Monday, December 15, 2014

Review of 'Along Came Polly'

This film never stood a chance. It has Jennifer Aniston in it, and it has Ben Stiller. Either of these are efficient indicators that a film is going to be rubbish; taken together they are a lot more reliable than a triple A rating on a bond that this will be terrible.

And yet, somewhere in here was a good film struggling, and failing, to escape. It has Philip Seymour Hoffman, the opposite of a crap indicator; if he’s in it, it’s usually good. Sure, his character is mainly played for the kind of cheap laughs you’d expect from a romcom/frat-buddy film, but underneath there is a kind of tragic story about someone who never recovered from early success, and who has zero insight into himself. When Hoffman and Stiller’s characters play basketball there is a running gag whereby Hoffman makes all the right noises and calls to indicate that he is about to make a winning shot, but always misses. This underlines the lack of insight thing; Hoffman continues to not notice that he is doing this and is very bad at basketball.

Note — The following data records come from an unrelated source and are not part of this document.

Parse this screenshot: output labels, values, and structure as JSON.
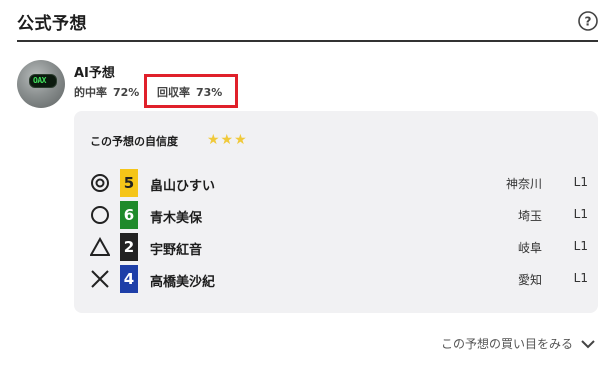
{
  "header": {
    "title": "公式予想"
  },
  "ai": {
    "name": "AI予想",
    "logo_text": "OAX",
    "hit_rate_label": "的中率",
    "hit_rate_value": "72%",
    "return_rate_label": "回収率",
    "return_rate_value": "73%"
  },
  "confidence": {
    "label": "この予想の自信度",
    "stars": "★★★",
    "rating": 3
  },
  "predictions": [
    {
      "mark": "double-circle",
      "number": "5",
      "box_bg": "#f5c518",
      "box_fg": "#222222",
      "name": "畠山ひすい",
      "prefecture": "神奈川",
      "license": "L1"
    },
    {
      "mark": "circle",
      "number": "6",
      "box_bg": "#1f8a2b",
      "box_fg": "#ffffff",
      "name": "青木美保",
      "prefecture": "埼玉",
      "license": "L1"
    },
    {
      "mark": "triangle",
      "number": "2",
      "box_bg": "#222222",
      "box_fg": "#ffffff",
      "name": "宇野紅音",
      "prefecture": "岐阜",
      "license": "L1"
    },
    {
      "mark": "cross",
      "number": "4",
      "box_bg": "#1e3fa8",
      "box_fg": "#ffffff",
      "name": "高橋美沙紀",
      "prefecture": "愛知",
      "license": "L1"
    }
  ],
  "footer": {
    "more_label": "この予想の買い目をみる"
  }
}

Stiller’s character has too much insight into himself – he understands himself as a man scared of life, with a too well developed sense of statistical risk. Of course this is played for laughs, but there is some sense of the underlying tragedy. Bad things really do happen to him (his new wife shags a scuba instructor on his honeymoon, for example) but those aren’t the things for which he has calculated a probability.

And much of the film is about relationships between men – between Stiller and his buddy Hoffman, Stiller and his new girlfriend’s gay best friend, Stiller and his obnoxious boss, Stiller and the Australian CEO who’s risky life he is supposed to be assessing for insurance purposes, Stiller and his silent father…without the cheap laughs this could actually have been a thoughtful and sensitive film. The Australian CEO makes for a bit of a sub-plot that could have been funny and interesting; the way that Stiller’s new wife humiliates him with the scuba instructor and later tries to resume the relationship as if nothing has happened has genuine tragic potential.

Interestingly, for a romcom, it’s the men’s bodies that are really examined; it’s almost a gay film dressed up as a man-woman romcom. There is very little chemistry between Stiller and Aniston, or between Stiller and his soon-to-be-ex-wife. There’s a bit more between Stiller and his mother, naturally. She manages to unfailingly give him the wrong advice, including the suggestion that he should get back together with the cheating wife.

Despite all this, the film is not worth watching, except perhaps on a plane when the alternative is back-to-back Stallone movies. But it’s interesting to muse on how this could have been made differently, so that it actually was worth watching.